- Mapalana Location within Sri Lanka
- Coordinates: 6°03′N 80°34′E﻿ / ﻿6.050°N 80.567°E
- Country: Sri Lanka
- Province: Southern Province
- District: Matara District
- Elevation: 7 m (23 ft)

Population (2024)
- • Total: 1,107
- Time zone: UTC+5:30 (Sri Lanka Standard Time Zone)
- • Summer (DST): UTC+6 (Summer time)
- Postal code: 81100

= Mapalana =

Village in Sri Lanka

Mapalana (මාපලාන) is a village in Matara District, Sri Lanka, 175 km from Colombo. It is approximately 3 km from Kamburupitiya where the University of Ruhuna's Faculty of Agriculture is located.
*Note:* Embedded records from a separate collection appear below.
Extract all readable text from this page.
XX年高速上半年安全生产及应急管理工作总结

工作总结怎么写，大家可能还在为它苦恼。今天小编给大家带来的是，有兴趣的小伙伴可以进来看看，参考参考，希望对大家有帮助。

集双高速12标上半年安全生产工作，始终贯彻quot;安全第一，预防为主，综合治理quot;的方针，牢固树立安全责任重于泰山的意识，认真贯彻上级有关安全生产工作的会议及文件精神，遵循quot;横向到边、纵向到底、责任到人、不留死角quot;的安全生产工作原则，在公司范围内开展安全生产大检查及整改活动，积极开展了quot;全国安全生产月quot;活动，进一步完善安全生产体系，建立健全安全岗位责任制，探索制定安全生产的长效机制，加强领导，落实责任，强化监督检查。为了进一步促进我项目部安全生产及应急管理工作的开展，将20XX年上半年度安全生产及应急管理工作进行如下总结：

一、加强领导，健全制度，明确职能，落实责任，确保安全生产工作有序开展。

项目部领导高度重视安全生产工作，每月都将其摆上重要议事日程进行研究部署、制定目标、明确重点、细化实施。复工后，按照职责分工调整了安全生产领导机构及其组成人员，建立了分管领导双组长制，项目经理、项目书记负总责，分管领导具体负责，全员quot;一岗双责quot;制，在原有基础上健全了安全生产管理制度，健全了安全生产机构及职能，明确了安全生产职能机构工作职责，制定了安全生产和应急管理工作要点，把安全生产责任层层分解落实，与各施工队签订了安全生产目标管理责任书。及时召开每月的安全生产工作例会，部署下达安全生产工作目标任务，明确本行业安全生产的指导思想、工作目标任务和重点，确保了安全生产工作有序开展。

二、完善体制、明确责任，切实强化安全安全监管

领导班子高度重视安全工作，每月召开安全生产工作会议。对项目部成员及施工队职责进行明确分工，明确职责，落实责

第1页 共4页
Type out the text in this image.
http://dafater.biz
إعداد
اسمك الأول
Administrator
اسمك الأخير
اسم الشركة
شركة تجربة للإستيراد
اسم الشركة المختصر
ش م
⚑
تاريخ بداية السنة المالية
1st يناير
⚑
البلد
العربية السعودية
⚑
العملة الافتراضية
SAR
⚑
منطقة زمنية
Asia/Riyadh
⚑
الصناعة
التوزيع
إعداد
The village is located at the junction of the Thihagoda-Kotapola (B415) highway and Mapalana-Boraluketiya Road.

==Etymology==
The name of the village was originally "Maha Pala Ana", which historically means "the great garden with fruits".

==Notable attractions==
It is also the site of the Mapalana falls (Mapalana Ella), a 141 m three-tier waterfall, the fourth tallest waterfall in Sri Lanka. According to local folklore the waterfall derives its name from a local nobleman (maapaa) who used to bathe at waterfall, hence maapaa-nana (place where the nobleman bathed) which became mapanana and later mapalana.